La Lorraine est à la fin du XIXe siècle une région d'accueil importante, notamment pour les Alsaciens-Lorrains qui quittent les provinces perdues. Si les Mosellans s'établissent plutôt en Meuse et en Meurthe-et-Moselle - Nancy est d'ailleurs promue par les événements capitale de la France de l'Est - les Alsaciens s'installent plus particulièrement de l'autre côté des Vosges. Le mouvement est, dans le département, antérieur à 1870. Ainsi Moïse Durkheim, le père du sociologue Emile Durkheim, était venu à Epinal en 1832 comme rabbin des Vosges. Après le traité de Francfort, l'établissement de la frontière permet l'implantation dans les Vosges de nombreuses industries21. Cependant, il ne faut pas croire que les industriels alsaciens sont venus en masse s'installer dans les Vosges lorraines après la guerre de 1870. Certains sont déjà là depuis longtemps tels Christian Kiener à Monthureux-sur-Saône et à Eloyes, nommé maire d'Epinal à la fin du second Empire, A. Koechlin à Fraize, Schlumberger et Steiner au Val d'Ajol, et bien d'autres. Par ailleurs, surtout dans la région de Saint-Dié, plusieurs manufacturiers possédaient des usines de part et d'autre du massif vosgien dès 185522.

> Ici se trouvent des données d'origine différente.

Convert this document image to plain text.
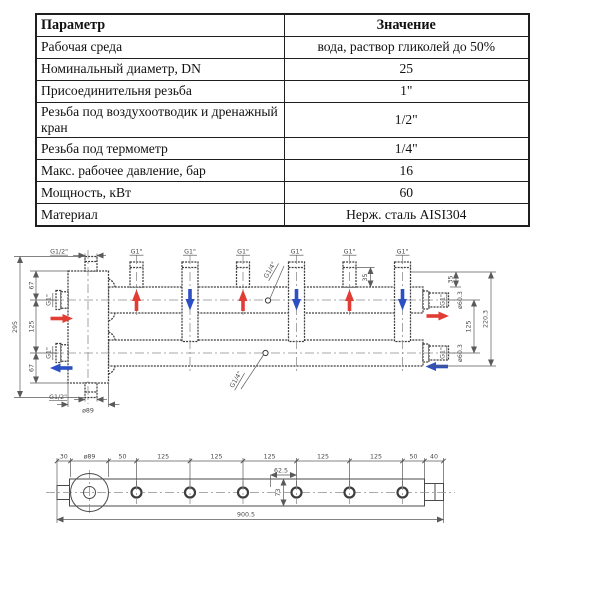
Параметр	Значение
Рабочая среда	вода, раствор гликолей до 50%
Номинальный диаметр, DN	25
Присоединительня резьба	1"
Резьба под воздухоотводик и дренажный кран	1/2"
Резьба под термометр	1/4"
Макс. рабочее давление, бар	16
Мощность, кВт	60
Материал	Нерж. сталь AISI304
G1/4"
G1/4"
67
125
67
295
G1"
G1"
G1/2"
G1/2"
ø89
G1"	G1"	G1"	G1"	G1"	G1"
35	35
125 220.3
ø60.3
ø60.3
G1"
G1"
30	ø89	50	125	125	125	125	125	50 40
62.5
73
900.5
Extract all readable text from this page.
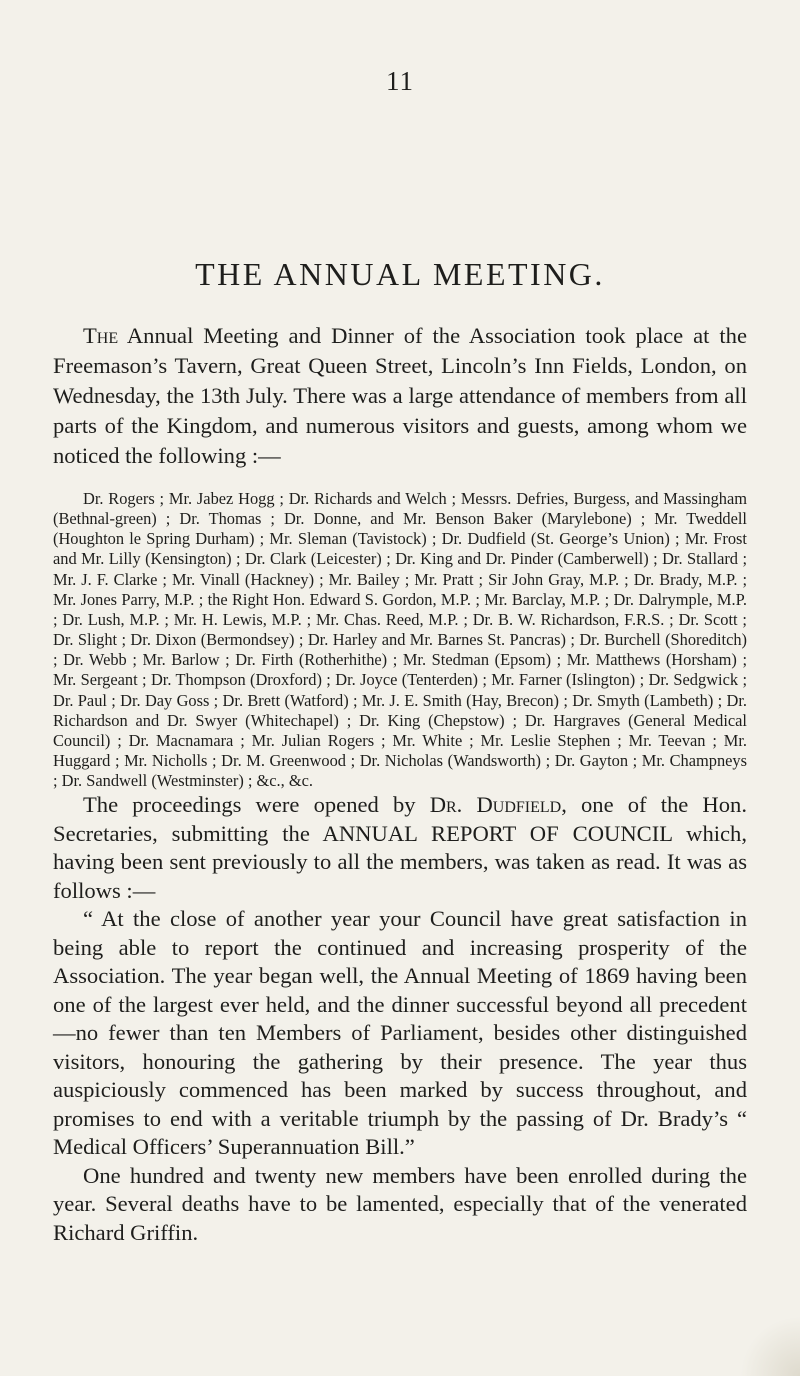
11
THE ANNUAL MEETING.

The Annual Meeting and Dinner of the Association took place at the Freemason’s Tavern, Great Queen Street, Lincoln’s Inn Fields, London, on Wednesday, the 13th July. There was a large attendance of members from all parts of the Kingdom, and numerous visitors and guests, among whom we noticed the following :—

Dr. Rogers ; Mr. Jabez Hogg ; Dr. Richards and Welch ; Messrs. Defries, Burgess, and Massingham (Bethnal-green) ; Dr. Thomas ; Dr. Donne, and Mr. Benson Baker (Marylebone) ; Mr. Tweddell (Houghton le Spring Durham) ; Mr. Sleman (Tavistock) ; Dr. Dudfield (St. George’s Union) ; Mr. Frost and Mr. Lilly (Kensington) ; Dr. Clark (Leicester) ; Dr. King and Dr. Pinder (Camberwell) ; Dr. Stallard ; Mr. J. F. Clarke ; Mr. Vinall (Hackney) ; Mr. Bailey ; Mr. Pratt ; Sir John Gray, M.P. ; Dr. Brady, M.P. ; Mr. Jones Parry, M.P. ; the Right Hon. Edward S. Gordon, M.P. ; Mr. Barclay, M.P. ; Dr. Dalrymple, M.P. ; Dr. Lush, M.P. ; Mr. H. Lewis, M.P. ; Mr. Chas. Reed, M.P. ; Dr. B. W. Richardson, F.R.S. ; Dr. Scott ; Dr. Slight ; Dr. Dixon (Bermondsey) ; Dr. Harley and Mr. Barnes St. Pancras) ; Dr. Burchell (Shoreditch) ; Dr. Webb ; Mr. Barlow ; Dr. Firth (Rotherhithe) ; Mr. Stedman (Epsom) ; Mr. Matthews (Horsham) ; Mr. Sergeant ; Dr. Thompson (Droxford) ; Dr. Joyce (Tenterden) ; Mr. Farner (Islington) ; Dr. Sedgwick ; Dr. Paul ; Dr. Day Goss ; Dr. Brett (Watford) ; Mr. J. E. Smith (Hay, Brecon) ; Dr. Smyth (Lambeth) ; Dr. Richardson and Dr. Swyer (Whitechapel) ; Dr. King (Chepstow) ; Dr. Hargraves (General Medical Council) ; Dr. Macnamara ; Mr. Julian Rogers ; Mr. White ; Mr. Leslie Stephen ; Mr. Teevan ; Mr. Huggard ; Mr. Nicholls ; Dr. M. Greenwood ; Dr. Nicholas (Wandsworth) ; Dr. Gayton ; Mr. Champneys ; Dr. Sandwell (Westminster) ; &c., &c.

The proceedings were opened by Dr. Dudfield, one of the Hon. Secretaries, submitting the ANNUAL REPORT OF COUNCIL which, having been sent previously to all the members, was taken as read. It was as follows :—

“ At the close of another year your Council have great satisfaction in being able to report the continued and increasing prosperity of the Association. The year began well, the Annual Meeting of 1869 having been one of the largest ever held, and the dinner successful beyond all precedent—no fewer than ten Members of Parliament, besides other distinguished visitors, honouring the gathering by their presence. The year thus auspiciously commenced has been marked by success throughout, and promises to end with a veritable triumph by the passing of Dr. Brady’s “ Medical Officers’ Superannuation Bill.”

One hundred and twenty new members have been enrolled during the year. Several deaths have to be lamented, especially that of the venerated Richard Griffin.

Ainsi, les chefs d'entreprises textiles alsaciens établissent après 1870 des filiales dans les vallées ou y créent des usines-mères en conservant leurs ateliers des bords du Rhin23. Tout en fournissant du travail aux contremaîtres et aux ouvriers alsaciens-lorrains qui ont refusé l'annexion et les accompagnent nombreux, ils peuvent accéder aux marchés allemands. En particulier, la ville de Remiremont, nouveau point de garnison en deçà des crêtes, accueille les chevaliers d'industrie, venus principalement de Mulhouse comme les Schwartz et les Antuszewicz, qui développent, avec de nombreux ouvriers également réfugiés, leurs implantations dans les vallées alentour24. L'usine textile de Thaon-les-Vosges accueille également un contingent d'Alsaciens. Ces ouvriers, durs à la tâche, sont très appréciés ; ils sont patriotes, dévoués au patron qui les a accueillis et logés25.

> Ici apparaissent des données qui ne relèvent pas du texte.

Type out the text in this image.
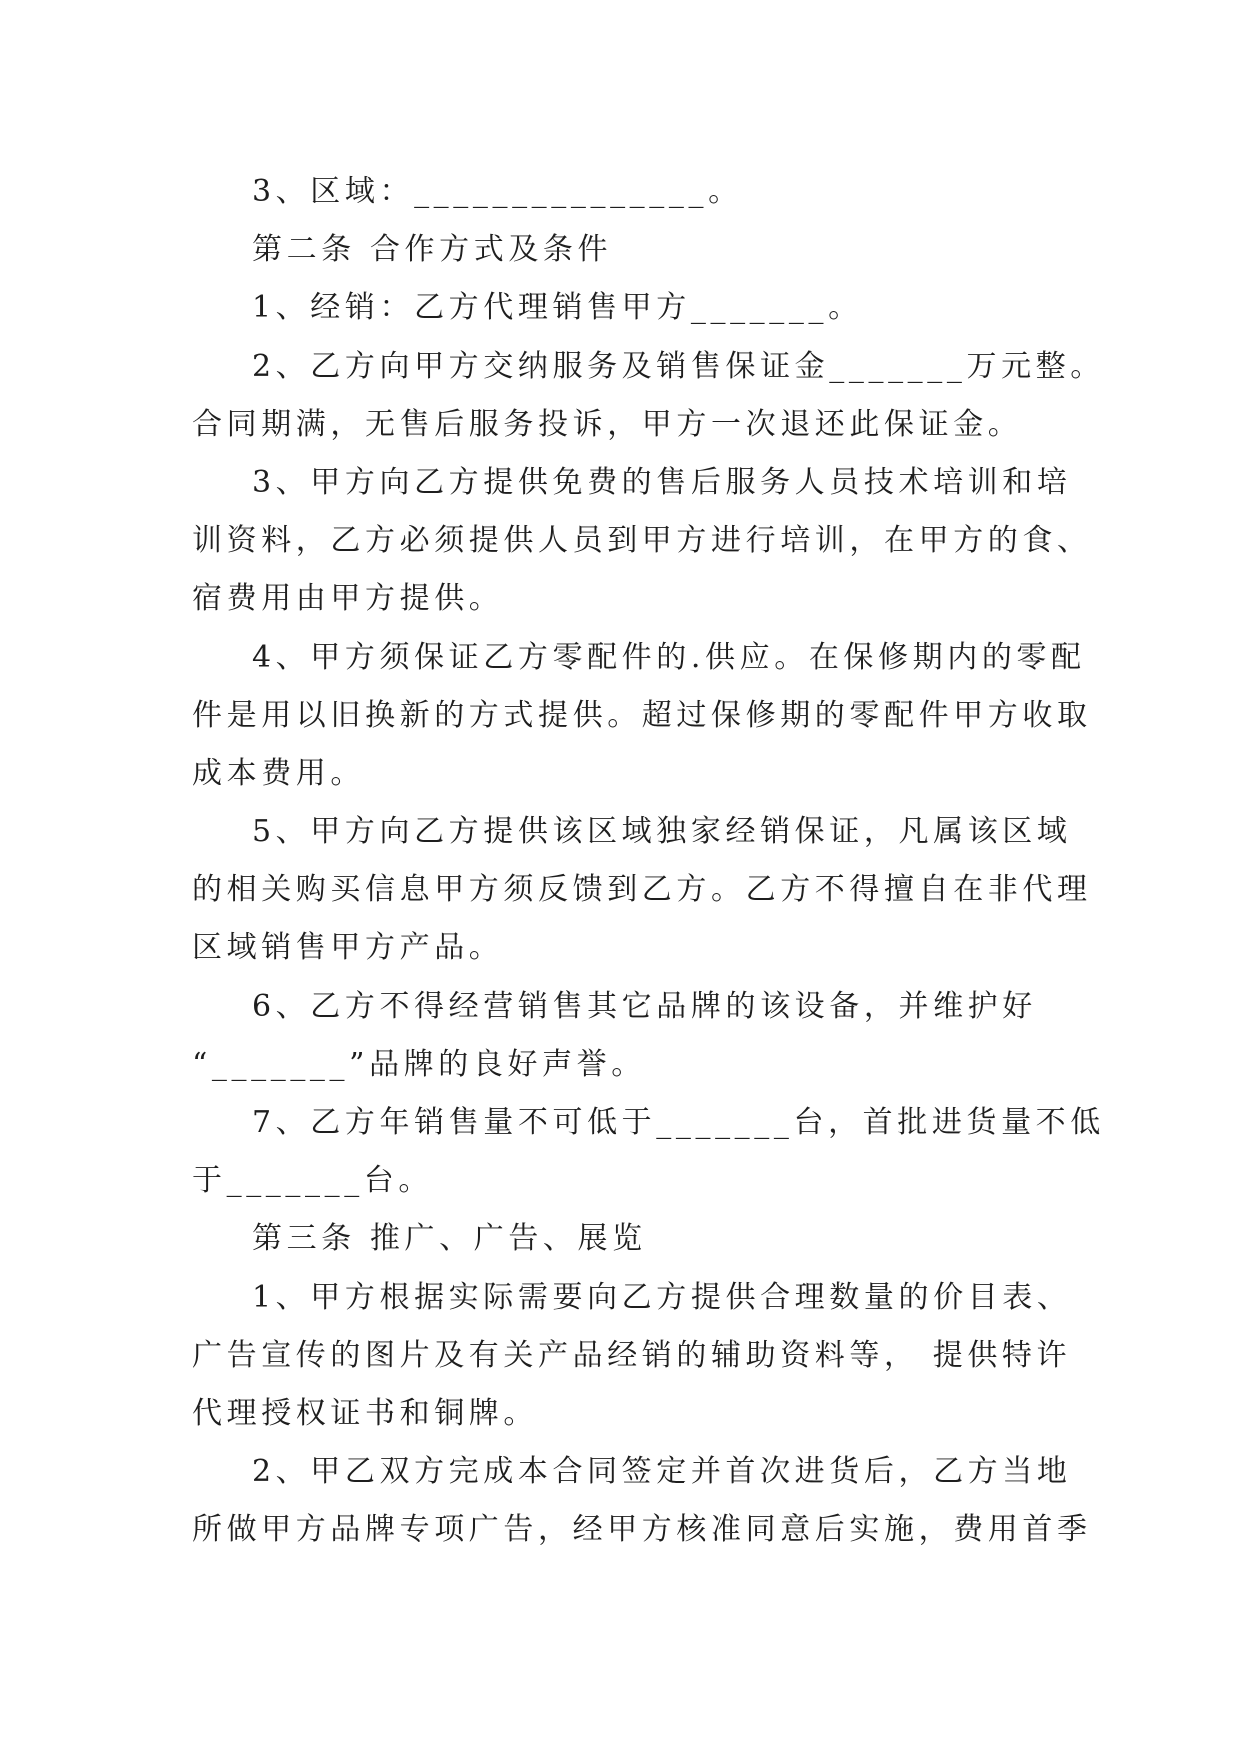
3、区域：_______________。
第二条 合作方式及条件
1、经销：乙方代理销售甲方_______。
2、乙方向甲方交纳服务及销售保证金_______万元整。
合同期满，无售后服务投诉，甲方一次退还此保证金。
3、甲方向乙方提供免费的售后服务人员技术培训和培
训资料，乙方必须提供人员到甲方进行培训，在甲方的食、
宿费用由甲方提供。
4、甲方须保证乙方零配件的.供应。在保修期内的零配
件是用以旧换新的方式提供。超过保修期的零配件甲方收取
成本费用。
5、甲方向乙方提供该区域独家经销保证，凡属该区域
的相关购买信息甲方须反馈到乙方。乙方不得擅自在非代理
区域销售甲方产品。
6、乙方不得经营销售其它品牌的该设备，并维护好
“_______”品牌的良好声誉。
7、乙方年销售量不可低于_______台，首批进货量不低
于_______台。
第三条 推广、广告、展览
1、甲方根据实际需要向乙方提供合理数量的价目表、
广告宣传的图片及有关产品经销的辅助资料等， 提供特许
代理授权证书和铜牌。
2、甲乙双方完成本合同签定并首次进货后，乙方当地
所做甲方品牌专项广告，经甲方核准同意后实施，费用首季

Ces nouveaux venus représentent donc un stimulant efficace pour les industriels établis dans le pays avant 1870. Néanmoins, la reprise des affaires dans l'industrie textile vosgienne est lente au lendemain de la guerre. Si, en 1871, la situation économique est assez bonne, une nouvelle crise éclate au cours de l'année suivante, incitant la chambre consultative des Arts et Manufactures de Remiremont à réclamer la fermeture des frontières26.

21 F. Roth, op. cit., pp. 183-210.

22 Georges Poull, « L'industrie textile vosgienne des origines à 1978 », in Le pays de Remiremont, n°2, 1979, pp. 27- 49.

23 J.-P. Claudel, op. cit., pp. 81-82.

24 Françoise Noël, Une famille à Remiremont 1750-2000. Chronique bourgeoise, Ed. Gérard Louis, 2004, « Les réfugiés », pp. 79-81.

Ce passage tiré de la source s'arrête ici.